When joblessness persists
| FOXBORO, MASS.
For the first three months he was out of work, Luis Vega avoided the networking scene. But when the electrical engineer hadn't been called for a single interview, he realized he was losing his conversational skills.
Now, with his knees tucked under a scuffed-up wooden Sunday school table, he's exchanging business cards with other job seekers. Since January, Mr. Vega has been coming to this weekly meeting, held in a peach-colored room at Foxboro's First Baptist Church.
"I got into a routine of getting up in the morning and checking the Internet, and the next thing I knew, the day was gone," Vega says during a break for some tea in the church kitchen. "I was pretty down before I started coming here.... Coming here keeps me going."
Vega's story is all too familiar to those coping with long-term unemployment. The stages often include isolation while griev- ing the loss of a job, an internal struggle to put ego aside, and finally, a willingness to seek expert advice - and to try new strategies.
When they do start talking to each other, the unemployed find common threads in their stories - stories of frustration as health insurance runs out and bills pile up, stories of prayer and of plowing through motivational books, stories of downsizing from a six-figure lifestyle, and sometimes coming out happier on the other side.

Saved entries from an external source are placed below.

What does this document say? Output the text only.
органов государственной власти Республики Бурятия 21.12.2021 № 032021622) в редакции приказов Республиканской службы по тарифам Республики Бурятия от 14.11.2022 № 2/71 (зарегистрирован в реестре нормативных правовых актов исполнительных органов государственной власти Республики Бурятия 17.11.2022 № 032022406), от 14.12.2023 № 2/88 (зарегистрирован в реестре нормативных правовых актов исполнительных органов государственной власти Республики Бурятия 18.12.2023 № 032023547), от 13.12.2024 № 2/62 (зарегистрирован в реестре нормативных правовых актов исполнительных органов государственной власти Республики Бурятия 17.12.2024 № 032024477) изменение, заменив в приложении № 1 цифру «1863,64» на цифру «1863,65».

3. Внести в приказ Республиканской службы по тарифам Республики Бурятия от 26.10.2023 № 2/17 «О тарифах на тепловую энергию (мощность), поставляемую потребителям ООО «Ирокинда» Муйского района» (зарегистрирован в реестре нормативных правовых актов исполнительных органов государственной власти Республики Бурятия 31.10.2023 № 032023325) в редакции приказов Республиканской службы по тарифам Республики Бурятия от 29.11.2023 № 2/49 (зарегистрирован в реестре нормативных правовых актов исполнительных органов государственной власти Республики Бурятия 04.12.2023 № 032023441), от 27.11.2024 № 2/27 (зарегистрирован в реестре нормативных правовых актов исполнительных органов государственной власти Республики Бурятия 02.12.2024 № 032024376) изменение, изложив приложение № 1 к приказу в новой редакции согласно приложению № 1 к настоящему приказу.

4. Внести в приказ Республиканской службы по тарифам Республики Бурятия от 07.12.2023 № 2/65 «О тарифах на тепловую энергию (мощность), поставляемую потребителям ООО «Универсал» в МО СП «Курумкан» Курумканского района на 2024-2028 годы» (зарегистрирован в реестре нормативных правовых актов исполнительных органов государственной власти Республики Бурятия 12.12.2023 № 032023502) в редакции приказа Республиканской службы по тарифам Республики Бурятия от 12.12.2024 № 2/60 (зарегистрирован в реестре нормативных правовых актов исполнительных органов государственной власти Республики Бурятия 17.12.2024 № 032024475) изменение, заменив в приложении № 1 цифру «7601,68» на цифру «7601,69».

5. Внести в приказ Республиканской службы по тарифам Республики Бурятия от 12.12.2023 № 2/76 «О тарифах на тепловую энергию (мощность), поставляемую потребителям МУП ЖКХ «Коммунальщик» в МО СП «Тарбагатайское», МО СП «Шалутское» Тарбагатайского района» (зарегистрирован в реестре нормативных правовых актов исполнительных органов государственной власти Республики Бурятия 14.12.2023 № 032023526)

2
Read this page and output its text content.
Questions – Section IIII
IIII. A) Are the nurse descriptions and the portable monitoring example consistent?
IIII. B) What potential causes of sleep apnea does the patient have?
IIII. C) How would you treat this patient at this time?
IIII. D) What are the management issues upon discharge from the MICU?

Knowing they're not alone, however, is a double-edged sword, because it forces them to acknowledge a rising level of competition for every open position.
That competition can become a prolonged affair. Of the nearly 8.8 million Americans who are officially unemployed, about 2 million have been looking longer than six months, the highest rate in 10 years, according to the Bureau of Labor Statistics.
Before the formal introductions, the humorous chatter around the networking table hints at the desperate straits people envision when they're jobless. One woman mentions a study looking for paid volunteers, but in the fine print, she says, it asks you to live at a lab for 72 days. "Who would pick up the mail?" she jokes.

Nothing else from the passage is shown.